Da habe ich nichts zu ergänzen.
Die anderen […] haben sich meist in etwas eingefunden, das als Zweckgemeinschaft verurteil wird. Von wem? Vom kitschigen Volksempfinden. Was soll falsch an einem Zweck sein? […] Der Zweck einer Zweckgemeinschaft ist doch, nicht mehr sinnlos alleine in den Fernseher zu stieren, sondern jemanden zu haben, dem man seine eingerissenen Zehennägel zeigen kann […] Ist das Liebe? Unbedingt. […] Der Zweck der Zweckgemeinschaft ist: jemanden lieben lernen. […] Denn man kann viele Leute lieben, wenn man sie erst mal kennen gelernt und sich an sie gewöhnt hat.
Im Mai 2002 war ich über alle Ohren in Melanie verliebt, mittlerweile liebe ich sie (ein Unterschied aus meiner Sicht).
Obwohl dies ein schönes Schlusswort wäre, geht der Artikel noch weiter.

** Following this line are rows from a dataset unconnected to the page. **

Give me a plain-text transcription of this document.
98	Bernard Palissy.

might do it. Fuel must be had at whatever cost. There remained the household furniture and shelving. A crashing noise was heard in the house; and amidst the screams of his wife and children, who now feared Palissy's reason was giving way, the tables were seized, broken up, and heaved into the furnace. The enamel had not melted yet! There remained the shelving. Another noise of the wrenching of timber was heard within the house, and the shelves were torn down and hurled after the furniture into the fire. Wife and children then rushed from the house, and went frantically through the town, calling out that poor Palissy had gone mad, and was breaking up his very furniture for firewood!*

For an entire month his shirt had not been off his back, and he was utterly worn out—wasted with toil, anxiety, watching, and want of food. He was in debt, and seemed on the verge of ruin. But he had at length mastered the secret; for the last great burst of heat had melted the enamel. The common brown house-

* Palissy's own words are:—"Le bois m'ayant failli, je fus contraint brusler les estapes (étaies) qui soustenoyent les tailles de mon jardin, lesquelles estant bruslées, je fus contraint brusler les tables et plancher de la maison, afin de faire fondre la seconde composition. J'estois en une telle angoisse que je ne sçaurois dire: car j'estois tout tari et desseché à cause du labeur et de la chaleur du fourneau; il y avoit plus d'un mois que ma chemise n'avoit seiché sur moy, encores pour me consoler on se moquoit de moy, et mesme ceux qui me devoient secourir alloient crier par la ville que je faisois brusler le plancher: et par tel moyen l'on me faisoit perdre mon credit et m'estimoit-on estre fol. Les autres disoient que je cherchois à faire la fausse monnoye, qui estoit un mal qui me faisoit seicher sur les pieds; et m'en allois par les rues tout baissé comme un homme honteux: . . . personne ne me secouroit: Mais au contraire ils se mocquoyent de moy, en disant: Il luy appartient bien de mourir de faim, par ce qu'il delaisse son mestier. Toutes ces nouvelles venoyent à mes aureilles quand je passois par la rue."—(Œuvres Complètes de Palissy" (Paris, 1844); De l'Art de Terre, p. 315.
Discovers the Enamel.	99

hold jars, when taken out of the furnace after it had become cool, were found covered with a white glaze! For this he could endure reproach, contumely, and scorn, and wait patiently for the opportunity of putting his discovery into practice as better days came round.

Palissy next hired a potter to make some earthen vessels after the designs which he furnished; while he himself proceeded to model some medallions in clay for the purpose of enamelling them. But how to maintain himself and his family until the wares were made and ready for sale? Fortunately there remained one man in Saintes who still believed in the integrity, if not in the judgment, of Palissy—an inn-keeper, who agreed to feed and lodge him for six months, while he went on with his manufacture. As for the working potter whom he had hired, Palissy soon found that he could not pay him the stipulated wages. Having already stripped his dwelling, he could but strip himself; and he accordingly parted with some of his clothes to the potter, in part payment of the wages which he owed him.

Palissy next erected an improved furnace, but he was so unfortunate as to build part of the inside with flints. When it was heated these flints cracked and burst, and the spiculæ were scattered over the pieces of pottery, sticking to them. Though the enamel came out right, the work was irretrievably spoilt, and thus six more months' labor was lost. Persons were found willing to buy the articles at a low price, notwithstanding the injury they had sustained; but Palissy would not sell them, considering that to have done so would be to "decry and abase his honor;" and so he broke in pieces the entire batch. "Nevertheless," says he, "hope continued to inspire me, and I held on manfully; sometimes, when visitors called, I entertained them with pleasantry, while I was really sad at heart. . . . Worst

Ich kann ihn nicht vorenthalten:
Der Rest, die Liebe, würde sich mit der Zeit einstellen. Und sehr oft ging dieses Konzept [arrangierte Heirat] auch auf.

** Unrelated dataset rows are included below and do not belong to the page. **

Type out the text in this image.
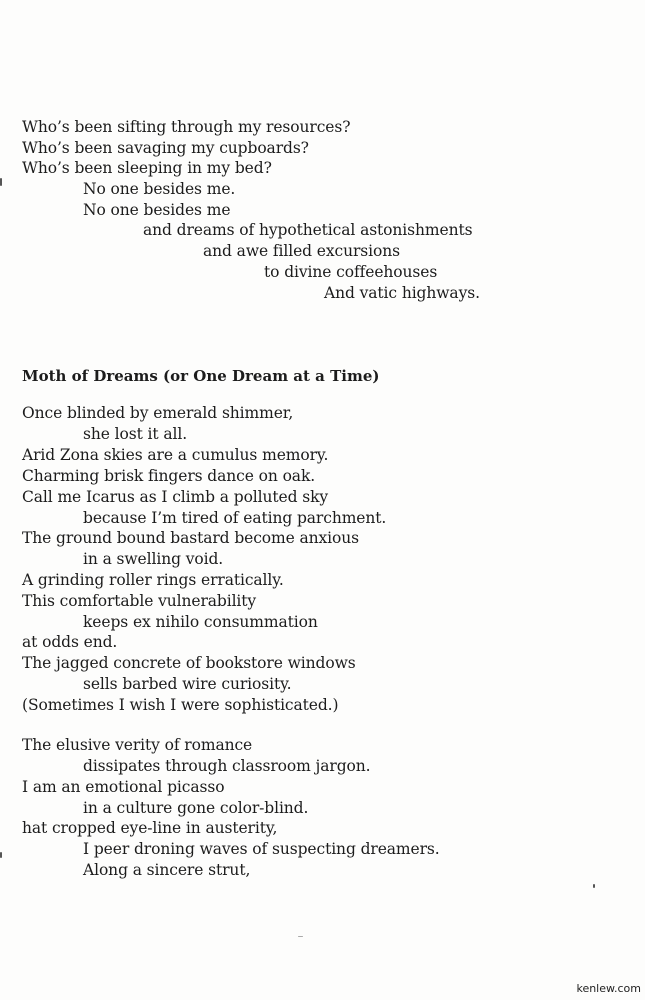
Who’s been sifting through my resources?
Who’s been savaging my cupboards?
Who’s been sleeping in my bed?
No one besides me.
No one besides me
and dreams of hypothetical astonishments
and awe filled excursions
to divine coffeehouses
And vatic highways.
Moth of Dreams (or One Dream at a Time)
Once blinded by emerald shimmer,
she lost it all.
Arid Zona skies are a cumulus memory.
Charming brisk fingers dance on oak.
Call me Icarus as I climb a polluted sky
because I’m tired of eating parchment.
The ground bound bastard become anxious
in a swelling void.
A grinding roller rings erratically.
This comfortable vulnerability
keeps ex nihilo consummation
at odds end.
The jagged concrete of bookstore windows
sells barbed wire curiosity.
(Sometimes I wish I were sophisticated.)
The elusive verity of romance
dissipates through classroom jargon.
I am an emotional picasso
in a culture gone color-blind.
hat cropped eye-line in austerity,
I peer droning waves of suspecting dreamers.
Along a sincere strut,
kenlew.com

Die verquastete Liebesidee der Neuzeit kann andererseits nicht als Erfolgsmodell bezeichnet werden. […] Freunde werden meist erst nach einigen Jahren wirklich zu Freunden. Wenn man sich an sie gewöhnt hat, wenn man sich mit iihnen entspannt und sich traut, ihnen alle Launen zuzumuten.

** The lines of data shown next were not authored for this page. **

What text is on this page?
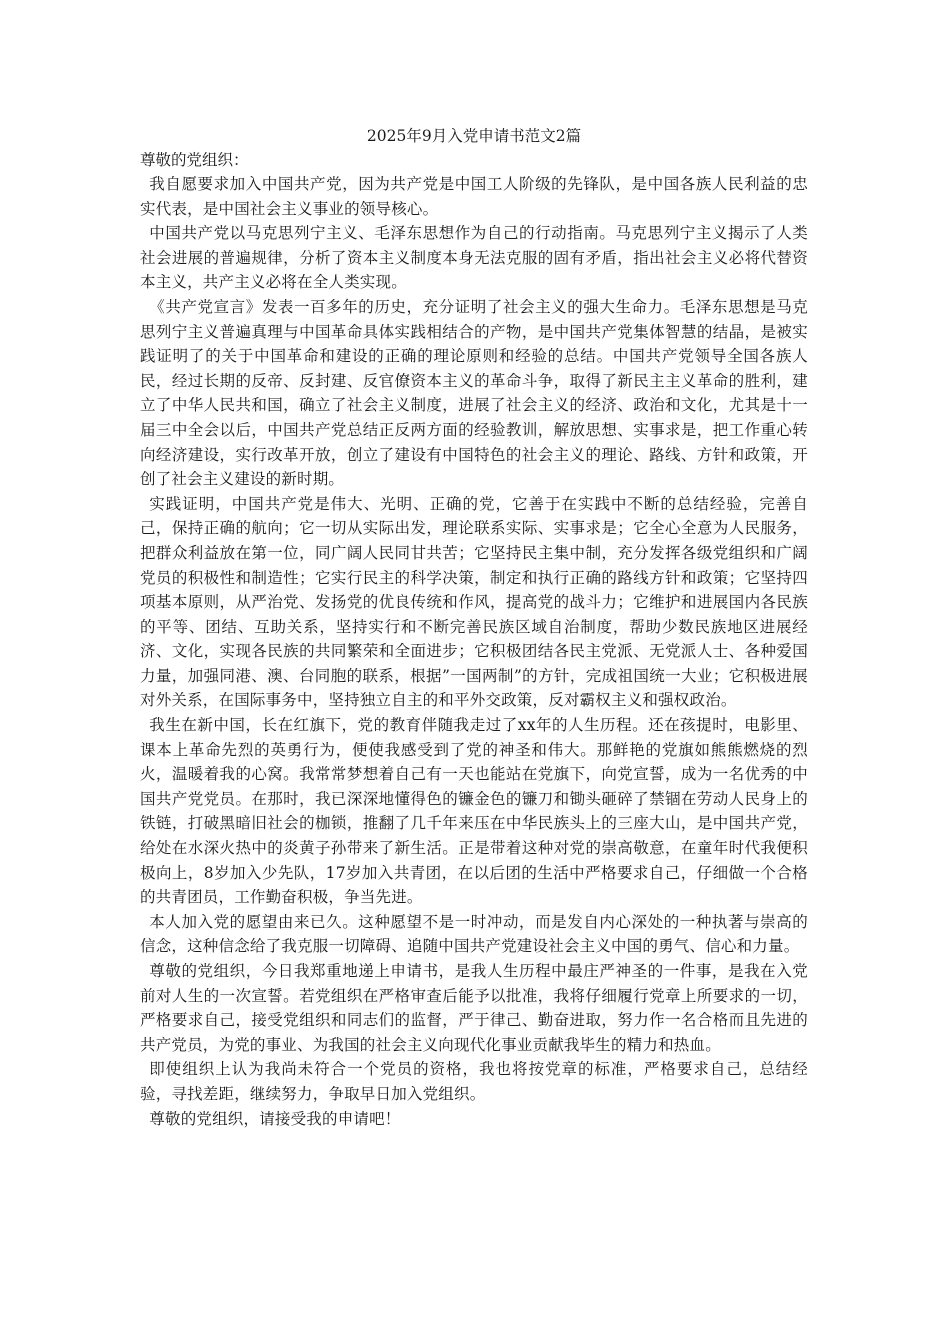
2025年9月入党申请书范文2篇

尊敬的党组织：

我自愿要求加入中国共产党，因为共产党是中国工人阶级的先锋队，是中国各族人民利益的忠实代表，是中国社会主义事业的领导核心。

中国共产党以马克思列宁主义、毛泽东思想作为自己的行动指南。马克思列宁主义揭示了人类社会进展的普遍规律，分析了资本主义制度本身无法克服的固有矛盾，指出社会主义必将代替资本主义，共产主义必将在全人类实现。

《共产党宣言》发表一百多年的历史，充分证明了社会主义的强大生命力。毛泽东思想是马克思列宁主义普遍真理与中国革命具体实践相结合的产物，是中国共产党集体智慧的结晶，是被实践证明了的关于中国革命和建设的正确的理论原则和经验的总结。中国共产党领导全国各族人民，经过长期的反帝、反封建、反官僚资本主义的革命斗争，取得了新民主主义革命的胜利，建立了中华人民共和国，确立了社会主义制度，进展了社会主义的经济、政治和文化，尤其是十一届三中全会以后，中国共产党总结正反两方面的经验教训，解放思想、实事求是，把工作重心转向经济建设，实行改革开放，创立了建设有中国特色的社会主义的理论、路线、方针和政策，开创了社会主义建设的新时期。

实践证明，中国共产党是伟大、光明、正确的党，它善于在实践中不断的总结经验，完善自己，保持正确的航向；它一切从实际出发，理论联系实际、实事求是；它全心全意为人民服务，把群众利益放在第一位，同广阔人民同甘共苦；它坚持民主集中制，充分发挥各级党组织和广阔党员的积极性和制造性；它实行民主的科学决策，制定和执行正确的路线方针和政策；它坚持四项基本原则，从严治党、发扬党的优良传统和作风，提高党的战斗力；它维护和进展国内各民族的平等、团结、互助关系，坚持实行和不断完善民族区域自治制度，帮助少数民族地区进展经济、文化，实现各民族的共同繁荣和全面进步；它积极团结各民主党派、无党派人士、各种爱国力量，加强同港、澳、台同胞的联系，根据”一国两制”的方针，完成祖国统一大业；它积极进展对外关系，在国际事务中，坚持独立自主的和平外交政策，反对霸权主义和强权政治。

我生在新中国，长在红旗下，党的教育伴随我走过了xx年的人生历程。还在孩提时，电影里、课本上革命先烈的英勇行为，便使我感受到了党的神圣和伟大。那鲜艳的党旗如熊熊燃烧的烈火，温暖着我的心窝。我常常梦想着自己有一天也能站在党旗下，向党宣誓，成为一名优秀的中国共产党党员。在那时，我已深深地懂得色的镰金色的镰刀和锄头砸碎了禁锢在劳动人民身上的铁链，打破黑暗旧社会的枷锁，推翻了几千年来压在中华民族头上的三座大山，是中国共产党，给处在水深火热中的炎黄子孙带来了新生活。正是带着这种对党的崇高敬意，在童年时代我便积极向上，8岁加入少先队，17岁加入共青团，在以后团的生活中严格要求自己，仔细做一个合格的共青团员，工作勤奋积极，争当先进。

本人加入党的愿望由来已久。这种愿望不是一时冲动，而是发自内心深处的一种执著与崇高的信念，这种信念给了我克服一切障碍、追随中国共产党建设社会主义中国的勇气、信心和力量。

尊敬的党组织，今日我郑重地递上申请书，是我人生历程中最庄严神圣的一件事，是我在入党前对人生的一次宣誓。若党组织在严格审查后能予以批准，我将仔细履行党章上所要求的一切，严格要求自己，接受党组织和同志们的监督，严于律己、勤奋进取，努力作一名合格而且先进的共产党员，为党的事业、为我国的社会主义向现代化事业贡献我毕生的精力和热血。

即使组织上认为我尚未符合一个党员的资格，我也将按党章的标准，严格要求自己，总结经验，寻找差距，继续努力，争取早日加入党组织。

尊敬的党组织，请接受我的申请吧！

So würde ich den Wechsel von Verliebtheit zu Liebe charakterisieren – alle Launen zumuten. Das ist das Kernelement!
[…] und so zieht man zusammen mit einem wildfremden Menschen und erwartet, dass die Anfangseuphorie die Kiste trägt. Meist erwachen die Menschen nach zwei, drei Jahren aus ihrer Idiotie neben einem normalen Menschen und rennen davon, weil sie die Euphorie wieder haben wollen, und meinen den Menschen, der da schnrarcht, nicht zu lieben […]
Um ehrlich zu sein: Ich kann mir immer noch nicht vorstellen, jemals mit einer Frau zusammen zu ziehen. Schrecklich, nicht?
Darum ein kleines Lied auf die Zweckgemeinschaft, sie macht Menschen ausgeglichener und zufriedener. […] Nicht die grosse Leidenschaft, sondern die freundliche, wohlschmeckende Vertrautheit lässt uns genüsslich schmatzen. Austoben kann man sich im Fitnessraum.
Ich persönlich habe wirklich das Gefühl, dass seit Melanie weg ist ich wieder mehr Kanten aufweise, aggressiver bin, unausgeglichener. Zufall?
Quelle: NZZaS, 7. Mai 2006, „Liebe ist gut, Vernunft ist besser. Nicht die Leidenschaft, sondern die wohltemperierte Zweisamkeit macht uns zu glücklicheren Menschen. Ein Loblied auf die nutzenorientierte Partnerwahl.“, S. 87.
Fazit
Ich freue mich also angesichts der wohlklingenden Ausführungen von Sybille Berg, diesen heutigen Tag nicht derart stürmisch, gefühls- und triebbetont zu feiern wie unser erstes Zusammentreffen vor vier Jahren. Um ehrlich zu sein, vermisse ich weniger die körperliche Zuneigung, als viel eher die traute, stabilisierend wirkende Zweisamkeit. Die unzähligen Stunden zu zweit, von denen ich rückblickend den grössten Teil nicht mit etwas konkretem in Verbindung bringen kann. In einigen Wochen habe ich dich zurück *froi*.